R. Spanagel und F. Kiefer, Mannheim, beschreiben in ihrem Beitrag zur Neurobiologie der Alkoholabhängigkeit anschaulich die zum Teil fundamentalen Erkenntnisse der Grundlagenforschung. Es konnten Bindungsstellen für Ethanolmoleküle an Rezeptoren und Ionenkanälen charakterisiert werden; für die akute psychotrope Alkoholwirkung sind insbesondere NMDA- und GABAA-Rezeptoren von Bedeutung. Für die verstärkenden und belohnenden Eigenschaften von Alkohol scheinen indirekte Wirkungen auf Neurotransmitter-/Neuropeptid-Systeme eine wichtige Rolle zu spielen (Dopamin, endogenes Opioidsystem). Bahnbrechend für die Entschlüsselung neurobiologischer Suchtmechanismen war die Entdeckung des mesokortikolimbischen dopaminergen Belohnungssystems, begleitet von einer verminderten präfrontalen Kontrolle. Aus diesen Erkenntnissen lassen sich neue therapeutische Interventionsmöglichkeiten ableiten.

W. E. Müller, Frankfurt, gibt im anschließenden dritten Beitrag eine profunde Übersicht zur Pharmakologie und Pharmakokinetik der in Deutschland zugelassenen Substanzen zur Behandlung der Alkoholabhängigkeit. Es sind dies das „alte“ alkoholaversiv wirkende Disufiram, die Anti-Craving Substanz Acamprosat, der Opioid-Antagonist Naltrexon und der neue Opioid-Modulator Nalmefen.

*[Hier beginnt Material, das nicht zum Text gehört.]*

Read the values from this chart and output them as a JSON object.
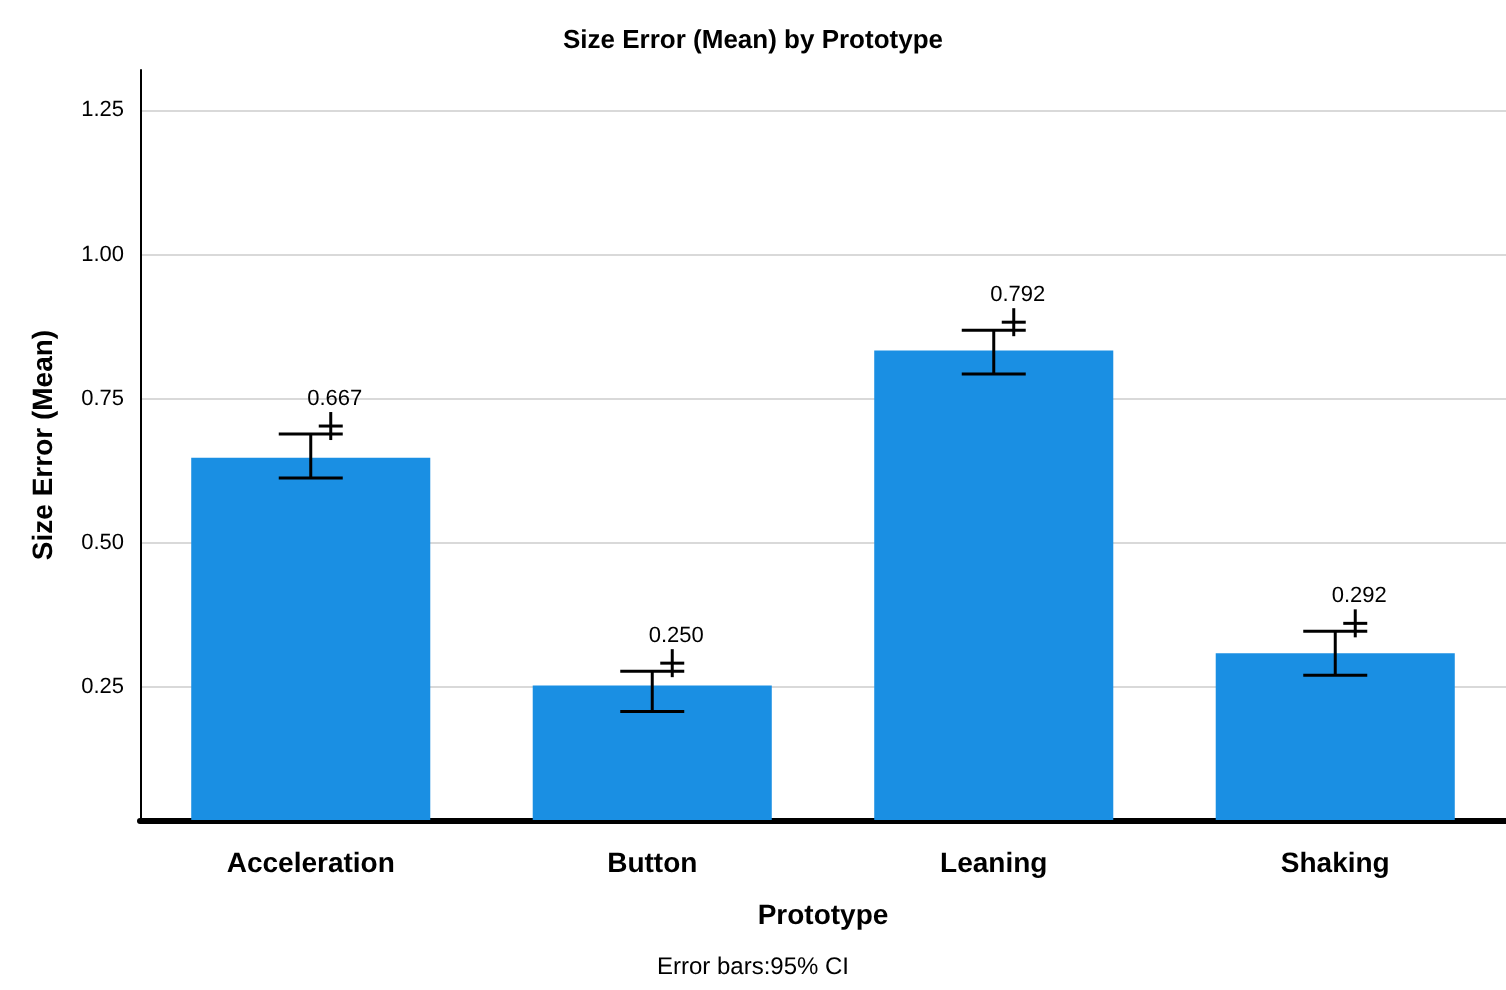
{
  "chart_data": {
    "type": "bar",
    "title": "Size Error (Mean) by Prototype",
    "xlabel": "Prototype",
    "ylabel": "Size Error (Mean)",
    "categories": [
      "Acceleration",
      "Button",
      "Leaning",
      "Shaking"
    ],
    "values": [
      0.648,
      0.253,
      0.834,
      0.309
    ],
    "color": "#1a8fe3",
    "errors": [
      [
        0.613,
        0.689
      ],
      [
        0.208,
        0.278
      ],
      [
        0.793,
        0.869
      ],
      [
        0.271,
        0.347
      ]
    ],
    "ylim": [
      0.02,
      1.32
    ],
    "yticks": [
      0.25,
      {
        "value": 0.5,
        "label": "0.50"
      },
      0.75,
      {
        "value": 1,
        "label": "1.00"
      },
      1.25
    ],
    "grid": "y",
    "annotations": [
      "Error bars:95% CI",
      {
        "text": "0.667",
        "x": "Acceleration",
        "y": 0.689
      },
      {
        "text": "0.250",
        "x": "Button",
        "y": 0.278
      },
      {
        "text": "0.792",
        "x": "Leaning",
        "y": 0.869
      },
      {
        "text": "0.292",
        "x": "Shaking",
        "y": 0.347
      }
    ]
  }
}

K. Mann, Mannheim, präsentiert im vierten Beitrag die Ergebnisse der ersten klinischen Prüfungen mit Nalmefen und ausführlich die Ergebnisse neuer Phase-III-Studien. Hiernach kann die Wirksamkeit von Nalmefen über Plazebo in der Reduktion des Alkoholkonsums bei Alkoholabhängigen als überzeugend belegt gelten.

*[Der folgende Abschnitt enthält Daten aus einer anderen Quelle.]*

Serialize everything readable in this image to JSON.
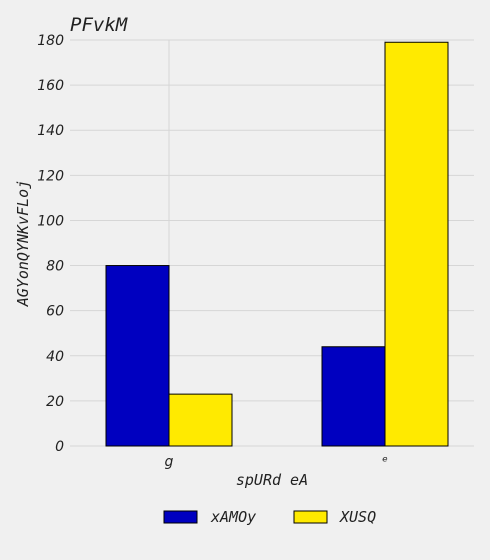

Der abschließende Beitrag von G. Mundle, Berlin, und J. Aldenhoff, Kiel, befasst sich mit der Frage wie ein modernes Suchthilfesystem in Deutschland aussehen sollte. Nach Skizzierung der strukturellen Besonderheiten (getrennte Behandlungsnetzwerke) konstatieren sie, dass bislang das Prinzip einer medikamentösen Behandlung bei der Alkoholkrankheit nicht etabliert ist, auch eine Kombinationsbehandlung Psychotherapie und Pharmakotherapie wie bei den meisten seelischen Krankheiten, spielt bislang praktisch keine Rolle. Sonst in der Medizin übliche abgestufte Handlungskonzepte in Abhängigkeit von Schweregrad und Verlauf existieren bislang nicht – Therapieziel in der Behandlung des Alkoholismus ist nach wie vor die Abstinenz. Das Abstinenzgebot als alleiniges Therapieziel ist aber zu hinterfragen, nur eine kleine Gruppe von Patienten erreicht langfristig stabile Abstinenz. Durch die Wahlfreiheit bezüglich des Therapieziels könnten deutlich mehr Patienten erreicht werden, unterstützende medikamentöse Angebote sollten gegen Widerstände der Abstinenzphilosophie angesetzt werden, insbesondere auf der hausärztlichen, ambulanten Behandlungsebene.

Von entscheidender Bedeutung für die breite Anwendung des neuen Therapieansatzes der medikamentös unterstützten Trinkmengenreduktion wird es sein, ob die Arzneimittelrichtlinie den Einsatz von Arzneimitteln zur Reduktion des Alkoholkonsums erstattbar macht, wenn die Patienten Abstinenz nach mehrmaligen erfolglosen Therapieversuchen nicht erreichen können.